Non prendeteci per omofobi, non è questo che vogliamo far trasparire, è che stiamo solo cercando una logica dietro questo colpo di scena incentrato su un personaggio molto importante della serie gemella di Heroes Reborn. Cosa le ha fatto cambiare idea? E che fine ha fatto Gretchen? Ma forse non è proprio il caso di fasciarsi così tanto la testa, dato che è già abbastanza disturbante di suo parlare di un character così al centro dell’attenzione… che manco appare in uno straccio di cameo per tutti i quaranta minuti di puntata. E’ come avere una serie tv su “Ritorno Al Futuro” che parla continuamente di Marty McFly, senza mai mostrarci un Michael J. Fox neanche in fotografia.
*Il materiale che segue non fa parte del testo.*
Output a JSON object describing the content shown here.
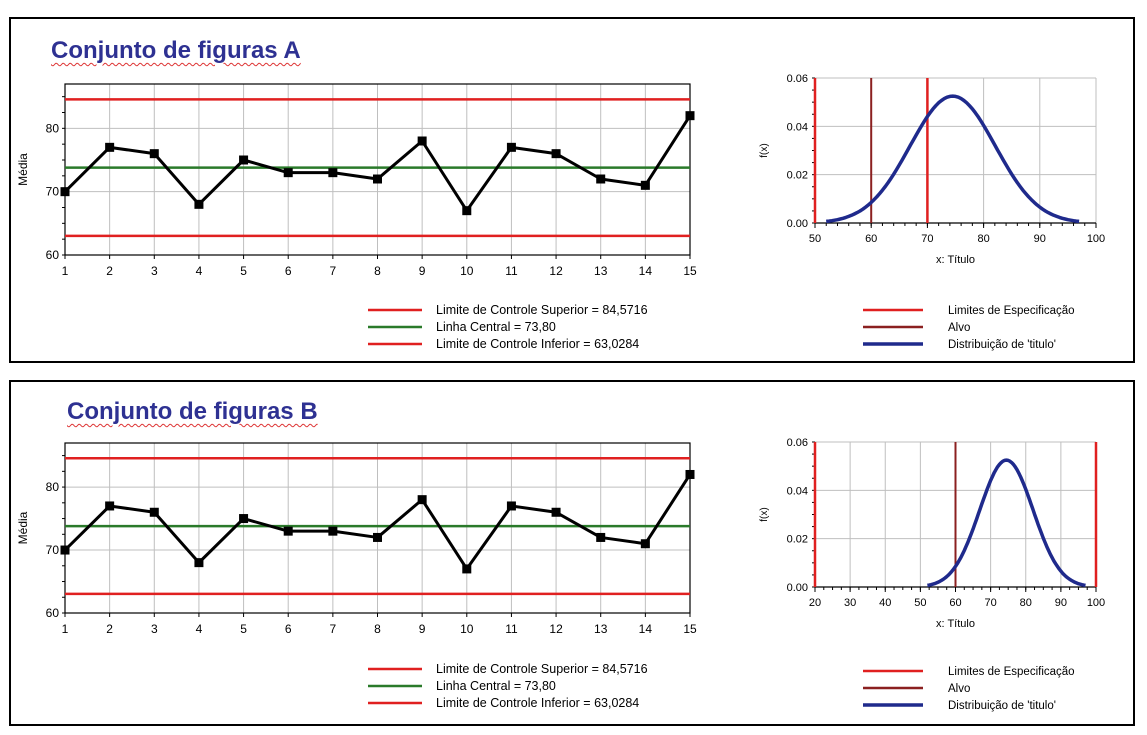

E questo è sicuramente male, ma una toppa ce la mettono la cospicua parte di protagonismo ritagliata da Mohinder Suresh, Angela Petrelli, Hiro Nakamura e altre vecchie glorie del serial, che lobotomizzano in parte queste domande e ci regalano una bella dose di feels che sa di/fa da assuefante morfina.
Amaris in fundus: il “master-mind villain” della serie Erica Kravid che, semplicemente, ancora non funziona, non tanto per la caratterizzazione, quanto per mancanza di carisma emesso dall’attrice Rya Kihlstedt. Si avverte proprio che il personaggio non è semplicemente suo e non riesce a portarlo in scena con genuinità.

 

THUMBS UP THUMBS DOWN
  • Viaggio nel tempo tra “Terminator” e “Ritorno Al Futuro”
  • Grandi colpi di scena inaspettati 
  • “Tommy Skywalker”
  • Il ritorno delle vecchie glorie 
  • Gli effetti speciali
  • Erica Kravid 
  • Claire Bennet

 

Prima parte di questa scampagnata nel passato assolutamente convincente. Qualche ingranaggio non oliato come si deve ce l’ha “June 13th (Part 1)”, ma poca roba rispetto alle altre emozioni di forte suspance che ci regala. Detta in una sola parola, magari anche Inglese? Stunning!